Editor’s note: This is the first of two diary entries by this author addressing teaching during the pandemic. The second is available here.
Before the start of our Covid year, Duke Student Government wrote a letter to The Chronicle encouraging faculty to be flexible in schedules, assignments and grading so as to help alleviate the academic and mental health stress of the pandemic. Taking their request seriously, I experimented with a new exercise and a new approach to evaluation in my fall Medical Anthropology course.
The Breath Journals was a Zoom activity that introduced students to a practice — meditation — that can help reduce anxiety and stress. As an anthropologist and dancer who researches and teaches about and with the body, I have long felt that I should utilize embodied practices in all my classes, not just my studio ones. But how to do this in a comfortable, non-intimidating way for students who might not be expecting such a thing in a seminar/lecture course?
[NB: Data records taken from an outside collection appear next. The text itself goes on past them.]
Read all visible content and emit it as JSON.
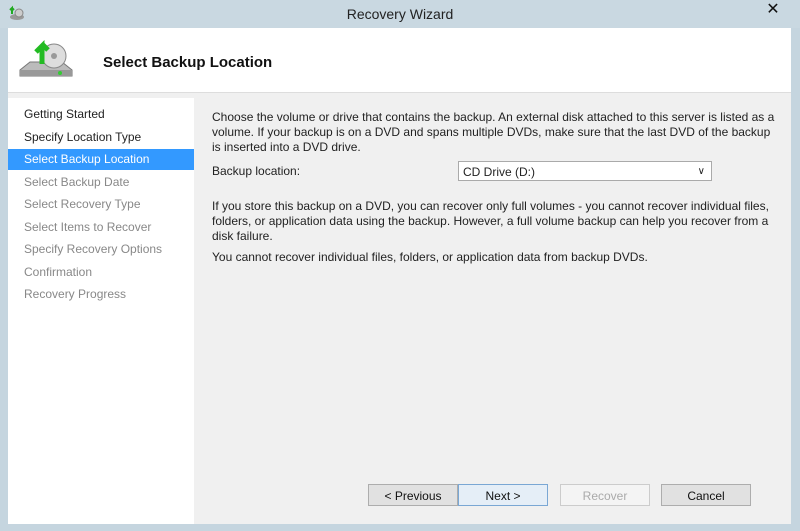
{
  "window": {
    "title": "Recovery Wizard",
    "close": "✕"
  },
  "header": {
    "title": "Select Backup Location"
  },
  "steps": [
    {
      "label": "Getting Started",
      "state": "done"
    },
    {
      "label": "Specify Location Type",
      "state": "done"
    },
    {
      "label": "Select Backup Location",
      "state": "active"
    },
    {
      "label": "Select Backup Date",
      "state": "pending"
    },
    {
      "label": "Select Recovery Type",
      "state": "pending"
    },
    {
      "label": "Select Items to Recover",
      "state": "pending"
    },
    {
      "label": "Specify Recovery Options",
      "state": "pending"
    },
    {
      "label": "Confirmation",
      "state": "pending"
    },
    {
      "label": "Recovery Progress",
      "state": "pending"
    }
  ],
  "main": {
    "intro": "Choose the volume or drive that contains the backup. An external disk attached to this server is listed as a volume. If your backup is on a DVD and spans multiple DVDs, make sure that the last DVD of the backup is inserted into a DVD drive.",
    "location_label": "Backup location:",
    "location_value": "CD Drive (D:)",
    "dvd_note": "If you store this backup on a DVD, you can recover only full volumes - you cannot recover individual files, folders, or application data using the backup. However, a full volume backup can help you recover from a disk failure.",
    "dvd_warning": "You cannot recover individual files, folders, or application data from backup DVDs."
  },
  "buttons": {
    "previous": "< Previous",
    "next": "Next >",
    "recover": "Recover",
    "cancel": "Cancel"
  }
}
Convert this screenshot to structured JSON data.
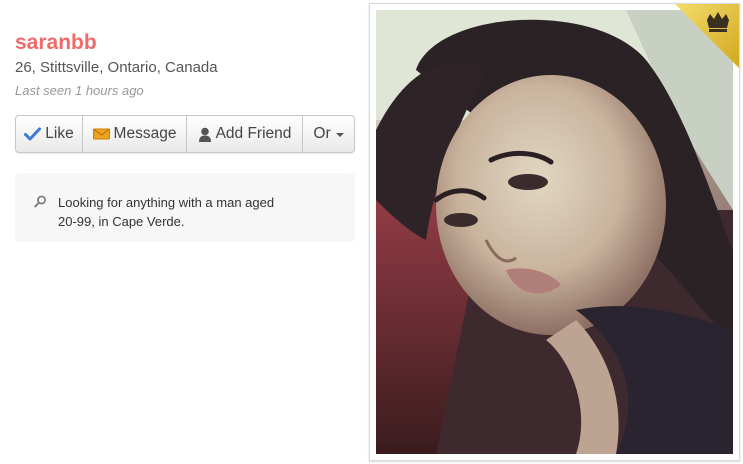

Zoom offered a perfect platform. Once a week we began class with a five-minute focused-breath meditation followed by a 10-minute free-write during which students were encouraged to write about anything they wanted. It was the one time I allowed students to turn off their cameras, and while they were encouraged to share some of what they wrote with the class, it was not required. My screen displayed basic instructions and suggested journal prompts that tied into the particular meditation technique and class topic that week.